Wasson v Bond
2012 NY Slip Op 05786 [97 AD3d 1093]
July 26, 2012
Appellate Division, Third Department
Published by New York State Law Reporting Bureau pursuant to Judiciary Law § 431.
As corrected through Wednesday, August 22, 2012


David Wasson et al., Respondents, v Ruth Bond et al., Appellants.

[*1] Kernan & Kernan, PC, Utica (Leighton R. Burns of counsel), for appellants.

Cohen & Cohen, Utica (Daniel S. Cohen of counsel), for respondents.

Malone Jr., J. Appeal from an order of the Supreme Court (Coccoma, J.), entered September 26, 2011 in Otsego County, which granted plaintiffs' motion to dismiss defendants' counterclaims.

In March 2011, plaintiffs commenced this action against defendants alleging various trespasses that purportedly caused damage to plaintiffs' property. In July 2011, defendants answered and alleged in a counterclaim that defendant Ruth Bond acquired title to plaintiffs' property in June 2011 by virtue of a deed executed by Southern New York Railway Inc. (hereinafter the railway). Plaintiffs moved to dismiss the counterclaim on the basis that, during the course of prior litigation, it had been determined that plaintiffs' predecessors in interest held valid title to the disputed property (see Wasson v Bond, 80 AD3d 1114 [2011]).[FN*] Supreme Court granted plaintiffs' motion and defendants appeal.

Supreme Court properly dismissed defendants' counterclaim as barred by res judicata and collateral estoppel inasmuch as the issue of the ownership of the disputed property was previously raised, fully litigated and adjudicated by Supreme Court adversely to Bond (see [*2]generally Buechel v Bain, 97 NY2d 295, 303 [2001], cert denied 535 US 1096 [2002]; See Why Gerard, LLC v Gramro Entertainment Corp., 94 AD3d 1205 [2012]). Although defendants now assert that Bond had obtained title to plaintiffs' property by virtue of a deed executed by the railway in June 2011, that deed essentially mirrors the deeds executed by the railway in 2005 and 2006 that purported to convey the railway's alleged interest in the property to Bond, and those deeds were previously determined to be "ineffectual to vest in Bond any title or interest in the [property]." Indeed, it was decided by the court in the prior litigation that the railway's chain of title includes only a right-of-way over the disputed parcel, and the railway never held a fee title interest in it. Thus, no deed executed by the railway can be effective to convey fee title to Bond. Contrary to defendants' contention, the fact that the railway was not a party to the prior action does not mandate a different result inasmuch as the court previously determined that the claim of ownership asserted by plaintiffs' predecessors in interest defeated any possible claim of ownership by the railway, as was asserted by Bond in the prior litigation, and it cannot be said that the railway's interests were not adequately represented by Bond in the prior action (see Green v Santa Fe Indus., 70 NY2d 244, 253 [1987]; Israel v Wood Dolson Co., 1 NY2d 116, 118-120 [1956]).

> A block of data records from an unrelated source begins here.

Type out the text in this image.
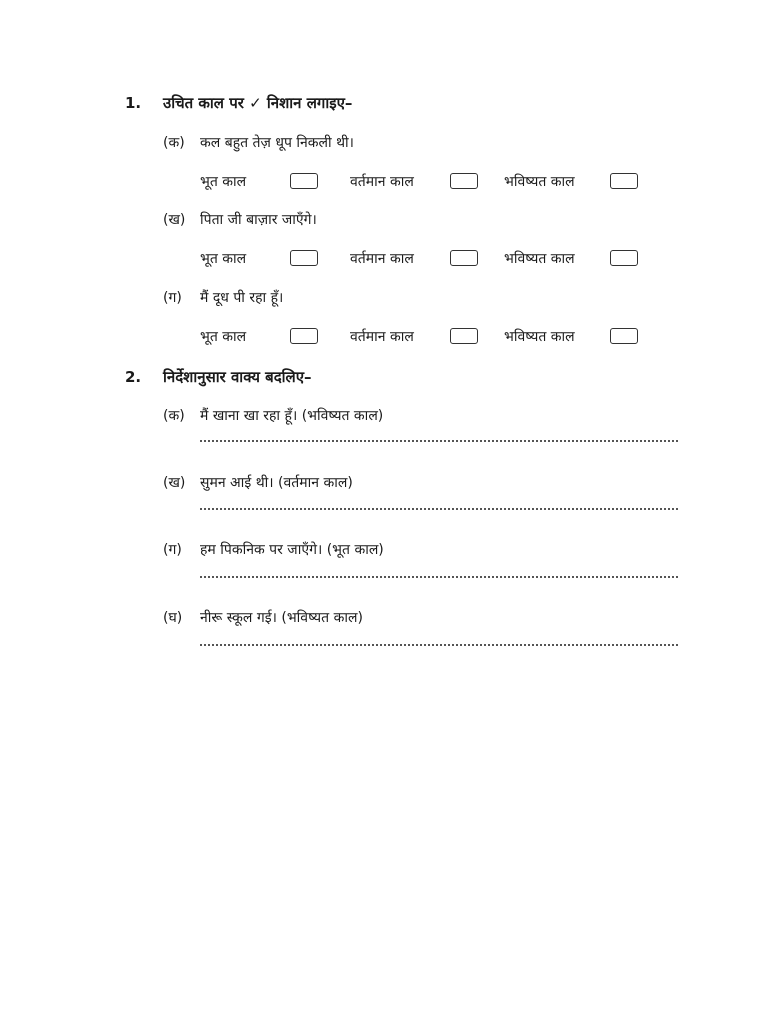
1. उचित काल पर ✓ निशान लगाइए–
(क) कल बहुत तेज़ धूप निकली थी।
भूत काल	वर्तमान काल	भविष्यत काल
(ख) पिता जी बाज़ार जाएँगे।
भूत काल	वर्तमान काल	भविष्यत काल
(ग) मैं दूध पी रहा हूँ।
भूत काल	वर्तमान काल	भविष्यत काल
2. निर्देशानुसार वाक्य बदलिए–
(क) मैं खाना खा रहा हूँ। (भविष्यत काल)
(ख) सुमन आई थी। (वर्तमान काल)
(ग) हम पिकनिक पर जाएँगे। (भूत काल)
(घ) नीरू स्कूल गई। (भविष्यत काल)
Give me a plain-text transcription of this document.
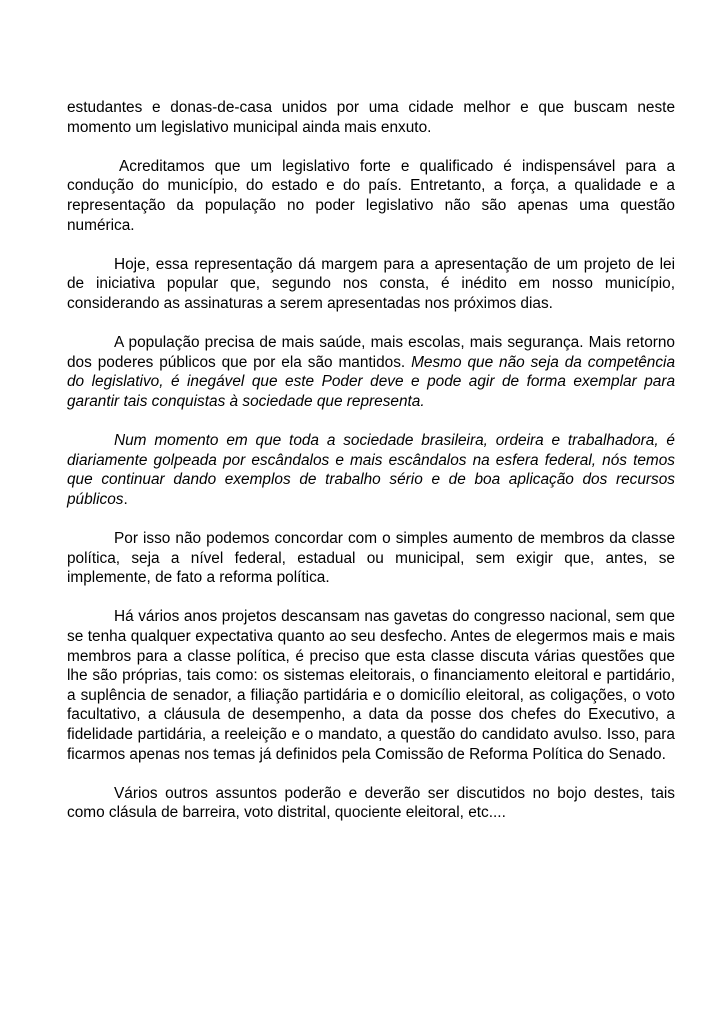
estudantes e donas-de-casa unidos por uma cidade melhor e que buscam neste momento um legislativo municipal ainda mais enxuto.

Acreditamos que um legislativo forte e qualificado é indispensável para a condução do município, do estado e do país. Entretanto, a força, a qualidade e a representação da população no poder legislativo não são apenas uma questão numérica.

Hoje, essa representação dá margem para a apresentação de um projeto de lei de iniciativa popular que, segundo nos consta, é inédito em nosso município, considerando as assinaturas a serem apresentadas nos próximos dias.

A população precisa de mais saúde, mais escolas, mais segurança. Mais retorno dos poderes públicos que por ela são mantidos. Mesmo que não seja da competência do legislativo, é inegável que este Poder deve e pode agir de forma exemplar para garantir tais conquistas à sociedade que representa.

Num momento em que toda a sociedade brasileira, ordeira e trabalhadora, é diariamente golpeada por escândalos e mais escândalos na esfera federal, nós temos que continuar dando exemplos de trabalho sério e de boa aplicação dos recursos públicos.

Por isso não podemos concordar com o simples aumento de membros da classe política, seja a nível federal, estadual ou municipal, sem exigir que, antes, se implemente, de fato a reforma política.

Há vários anos projetos descansam nas gavetas do congresso nacional, sem que se tenha qualquer expectativa quanto ao seu desfecho. Antes de elegermos mais e mais membros para a classe política, é preciso que esta classe discuta várias questões que lhe são próprias, tais como: os sistemas eleitorais, o financiamento eleitoral e partidário, a suplência de senador, a filiação partidária e o domicílio eleitoral, as coligações, o voto facultativo, a cláusula de desempenho, a data da posse dos chefes do Executivo, a fidelidade partidária, a reeleição e o mandato, a questão do candidato avulso. Isso, para ficarmos apenas nos temas já definidos pela Comissão de Reforma Política do Senado.

Vários outros assuntos poderão e deverão ser discutidos no bojo destes, tais como clásula de barreira, voto distrital, quociente eleitoral, etc....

To the extent not specifically addressed, defendants' remaining contentions have been considered and found to be without merit.

Rose, J.P., Spain, Kavanagh and Egan Jr., JJ., concur. Ordered that the order is affirmed, with costs.

Footnotes


Footnote *: At the time of the prior litigation, plaintiffs' parents, William Wasson and Jacqueline Wasson, owned the property at issue. Plaintiffs acquired title to the property from their parents in June 2010.